# Heavy Duty Schwinn rim from Whizzer



## 4scuda (Feb 14, 2022)

This is a schwinn rim, I am not sure of the designation for these heavy spiked rims used on whizzers. To date it, the bike had a planes and trains badged whizzer frame. Bendix rear end which I would think should need new bearings.  I don’t know if it will clean up all the way I’ve pictured the worst spots. $30 shipping from Georgia I accept all types of payment.


----------



## Kaneskustoms (Feb 14, 2022)

$20


----------



## 4scuda (Feb 14, 2022)

Not close no deal


----------



## coasterbrakejunkie1969 (Feb 14, 2022)

That is a'n 80s Heavy duty wheel off a Schwinn Cruiser


----------



## Kaneskustoms (Feb 14, 2022)

I have the front


----------



## 4scuda (Feb 17, 2022)

Here is the bike it came off of.
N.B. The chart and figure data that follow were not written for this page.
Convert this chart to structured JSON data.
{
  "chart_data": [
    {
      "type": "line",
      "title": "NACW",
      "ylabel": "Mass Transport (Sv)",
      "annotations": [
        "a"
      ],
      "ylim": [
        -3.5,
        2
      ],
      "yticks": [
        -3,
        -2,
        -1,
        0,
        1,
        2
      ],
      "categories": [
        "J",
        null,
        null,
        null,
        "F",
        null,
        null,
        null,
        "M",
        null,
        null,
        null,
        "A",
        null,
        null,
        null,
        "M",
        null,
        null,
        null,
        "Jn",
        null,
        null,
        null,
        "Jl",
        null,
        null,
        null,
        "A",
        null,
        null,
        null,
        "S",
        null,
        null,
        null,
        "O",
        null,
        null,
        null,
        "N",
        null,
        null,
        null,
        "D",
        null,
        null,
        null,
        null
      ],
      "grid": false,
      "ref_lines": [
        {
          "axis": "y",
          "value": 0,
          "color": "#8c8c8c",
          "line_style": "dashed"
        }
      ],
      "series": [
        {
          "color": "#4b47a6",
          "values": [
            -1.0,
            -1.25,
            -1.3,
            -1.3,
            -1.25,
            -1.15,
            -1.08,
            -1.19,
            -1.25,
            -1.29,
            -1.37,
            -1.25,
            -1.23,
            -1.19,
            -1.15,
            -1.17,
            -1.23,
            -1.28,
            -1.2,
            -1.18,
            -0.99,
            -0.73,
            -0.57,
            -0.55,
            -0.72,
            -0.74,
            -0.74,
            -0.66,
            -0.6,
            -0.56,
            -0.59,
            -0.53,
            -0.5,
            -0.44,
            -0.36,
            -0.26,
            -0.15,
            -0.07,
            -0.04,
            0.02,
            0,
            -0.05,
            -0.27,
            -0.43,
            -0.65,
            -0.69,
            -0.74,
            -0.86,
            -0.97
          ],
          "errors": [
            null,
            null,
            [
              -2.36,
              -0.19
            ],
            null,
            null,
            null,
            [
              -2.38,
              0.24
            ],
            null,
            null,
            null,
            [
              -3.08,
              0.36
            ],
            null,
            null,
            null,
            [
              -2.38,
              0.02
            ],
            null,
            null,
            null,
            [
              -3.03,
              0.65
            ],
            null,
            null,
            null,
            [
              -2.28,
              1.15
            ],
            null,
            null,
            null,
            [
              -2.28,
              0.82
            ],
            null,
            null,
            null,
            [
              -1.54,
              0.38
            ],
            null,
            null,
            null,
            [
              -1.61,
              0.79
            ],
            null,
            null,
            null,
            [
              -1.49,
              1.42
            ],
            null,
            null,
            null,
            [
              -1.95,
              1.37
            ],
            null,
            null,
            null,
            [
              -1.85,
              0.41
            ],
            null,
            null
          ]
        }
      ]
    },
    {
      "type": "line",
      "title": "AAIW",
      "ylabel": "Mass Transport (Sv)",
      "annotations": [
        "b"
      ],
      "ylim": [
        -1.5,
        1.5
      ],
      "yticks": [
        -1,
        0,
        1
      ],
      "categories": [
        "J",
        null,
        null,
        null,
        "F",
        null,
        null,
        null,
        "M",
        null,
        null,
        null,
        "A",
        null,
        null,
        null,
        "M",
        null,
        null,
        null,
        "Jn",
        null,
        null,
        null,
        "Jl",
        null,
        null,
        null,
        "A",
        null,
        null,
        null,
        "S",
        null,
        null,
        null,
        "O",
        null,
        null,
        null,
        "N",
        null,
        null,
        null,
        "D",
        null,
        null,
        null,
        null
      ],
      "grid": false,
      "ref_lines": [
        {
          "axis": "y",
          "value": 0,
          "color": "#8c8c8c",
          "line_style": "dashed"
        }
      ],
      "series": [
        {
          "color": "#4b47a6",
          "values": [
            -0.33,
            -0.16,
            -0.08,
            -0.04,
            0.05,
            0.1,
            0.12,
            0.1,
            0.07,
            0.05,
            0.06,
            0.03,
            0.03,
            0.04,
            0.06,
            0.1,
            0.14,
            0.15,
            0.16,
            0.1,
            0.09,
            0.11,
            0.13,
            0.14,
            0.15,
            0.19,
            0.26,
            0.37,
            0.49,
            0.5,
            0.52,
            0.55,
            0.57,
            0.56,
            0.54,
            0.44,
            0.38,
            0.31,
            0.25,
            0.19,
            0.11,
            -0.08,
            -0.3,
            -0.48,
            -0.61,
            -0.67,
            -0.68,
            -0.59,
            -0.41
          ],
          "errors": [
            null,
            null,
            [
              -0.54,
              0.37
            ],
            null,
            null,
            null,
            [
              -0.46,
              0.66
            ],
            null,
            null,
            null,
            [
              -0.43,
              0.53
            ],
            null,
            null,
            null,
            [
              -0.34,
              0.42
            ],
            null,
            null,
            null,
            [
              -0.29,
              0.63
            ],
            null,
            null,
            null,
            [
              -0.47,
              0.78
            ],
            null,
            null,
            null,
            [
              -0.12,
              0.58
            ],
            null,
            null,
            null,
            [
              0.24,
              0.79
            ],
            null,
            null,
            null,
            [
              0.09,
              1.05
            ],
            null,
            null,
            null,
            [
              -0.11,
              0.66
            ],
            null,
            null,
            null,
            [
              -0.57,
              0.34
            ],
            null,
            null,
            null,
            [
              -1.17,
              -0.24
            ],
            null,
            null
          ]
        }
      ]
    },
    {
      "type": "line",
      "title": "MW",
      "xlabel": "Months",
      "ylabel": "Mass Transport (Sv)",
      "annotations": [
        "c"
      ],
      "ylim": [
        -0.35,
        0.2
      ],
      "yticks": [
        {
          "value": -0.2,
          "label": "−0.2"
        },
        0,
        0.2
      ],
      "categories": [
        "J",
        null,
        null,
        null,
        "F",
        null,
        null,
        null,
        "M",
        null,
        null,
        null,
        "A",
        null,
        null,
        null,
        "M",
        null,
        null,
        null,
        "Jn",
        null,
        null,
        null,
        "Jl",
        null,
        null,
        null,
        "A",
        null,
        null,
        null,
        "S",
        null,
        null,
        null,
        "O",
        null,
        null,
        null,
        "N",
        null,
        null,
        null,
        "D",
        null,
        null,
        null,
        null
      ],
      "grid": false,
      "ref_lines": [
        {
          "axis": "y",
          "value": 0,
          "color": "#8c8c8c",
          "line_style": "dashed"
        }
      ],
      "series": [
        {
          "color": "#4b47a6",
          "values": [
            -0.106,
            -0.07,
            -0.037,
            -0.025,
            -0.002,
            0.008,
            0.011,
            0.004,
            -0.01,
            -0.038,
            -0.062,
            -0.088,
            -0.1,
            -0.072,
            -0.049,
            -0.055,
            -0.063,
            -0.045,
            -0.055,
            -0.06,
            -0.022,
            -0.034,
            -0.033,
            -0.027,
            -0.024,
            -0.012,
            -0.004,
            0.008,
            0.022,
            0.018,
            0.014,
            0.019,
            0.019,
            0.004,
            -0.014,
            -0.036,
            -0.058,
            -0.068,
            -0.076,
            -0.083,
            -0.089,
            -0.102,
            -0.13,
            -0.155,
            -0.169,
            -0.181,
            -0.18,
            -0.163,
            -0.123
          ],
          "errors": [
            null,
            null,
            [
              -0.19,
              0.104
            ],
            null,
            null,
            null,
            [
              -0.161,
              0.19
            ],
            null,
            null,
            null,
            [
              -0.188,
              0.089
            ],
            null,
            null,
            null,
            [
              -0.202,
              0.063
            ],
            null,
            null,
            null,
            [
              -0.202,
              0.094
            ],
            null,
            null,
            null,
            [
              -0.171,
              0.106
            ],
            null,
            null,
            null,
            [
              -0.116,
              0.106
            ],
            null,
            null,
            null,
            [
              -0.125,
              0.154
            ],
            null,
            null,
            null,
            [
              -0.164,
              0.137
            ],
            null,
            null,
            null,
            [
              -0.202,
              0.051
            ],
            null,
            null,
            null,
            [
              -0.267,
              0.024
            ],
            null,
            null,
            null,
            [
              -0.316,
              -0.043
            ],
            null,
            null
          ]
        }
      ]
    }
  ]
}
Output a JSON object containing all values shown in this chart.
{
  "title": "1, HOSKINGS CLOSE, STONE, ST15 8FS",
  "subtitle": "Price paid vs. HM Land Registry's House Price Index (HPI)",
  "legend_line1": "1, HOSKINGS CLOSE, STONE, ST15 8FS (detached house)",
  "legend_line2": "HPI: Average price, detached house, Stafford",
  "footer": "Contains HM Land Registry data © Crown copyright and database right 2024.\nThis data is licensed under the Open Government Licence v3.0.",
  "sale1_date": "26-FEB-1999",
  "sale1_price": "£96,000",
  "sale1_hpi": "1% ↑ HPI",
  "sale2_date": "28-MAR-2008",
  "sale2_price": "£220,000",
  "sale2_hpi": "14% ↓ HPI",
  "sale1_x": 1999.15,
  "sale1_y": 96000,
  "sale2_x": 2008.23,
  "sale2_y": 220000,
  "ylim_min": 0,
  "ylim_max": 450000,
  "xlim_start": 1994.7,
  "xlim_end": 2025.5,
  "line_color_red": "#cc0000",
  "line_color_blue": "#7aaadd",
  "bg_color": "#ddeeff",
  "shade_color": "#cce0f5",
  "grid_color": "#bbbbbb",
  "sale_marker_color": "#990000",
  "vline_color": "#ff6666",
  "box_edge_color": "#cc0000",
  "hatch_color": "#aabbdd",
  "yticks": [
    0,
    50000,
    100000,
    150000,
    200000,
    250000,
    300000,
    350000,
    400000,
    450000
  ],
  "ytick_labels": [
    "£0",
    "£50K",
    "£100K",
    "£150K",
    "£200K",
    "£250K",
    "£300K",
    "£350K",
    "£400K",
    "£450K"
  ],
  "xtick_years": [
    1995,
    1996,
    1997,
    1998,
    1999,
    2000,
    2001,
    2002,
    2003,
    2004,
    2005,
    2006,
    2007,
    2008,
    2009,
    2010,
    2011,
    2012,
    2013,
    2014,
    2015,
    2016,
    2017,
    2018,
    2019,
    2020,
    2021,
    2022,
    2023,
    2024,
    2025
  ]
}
The frame has the whizzer indents. It could be the back wheel was replaced how do you tell if its from the 1980s heavy duty bikes.


----------



## coasterbrakejunkie1969 (Feb 17, 2022)

4scuda said:


> Here is the bike it came off of. The frame has the whizzer indents. It could be the back wheel was replaced how do you tell if its from the 1980s heavy duty bikes.View attachment 1571822



It looks as though you have an older rim and a newer hub and spokes. The hub could not be any earlier then 76. The hub shell and brake arm tell me that. The center stamped rim however is older and I'm unsure of the last year for their production. It is a HD wheel for sure and has value. Good luck


----------



## Kaneskustoms (Feb 17, 2022)

Look closely at the spokes  and see if they have marks from the sheath mounts. I didnt see any  O-O


----------



## Manhrs (Feb 17, 2022)

The cruiser spokes would be .105 and the whizzer spokes would be .120 with huge nipples 😉


----------



## Kaneskustoms (Feb 17, 2022)

Manhrs said:


> The cruiser spokes would be .105 and the whizzer spokes would be .120 with huge nipples 😉



Ha Ha


----------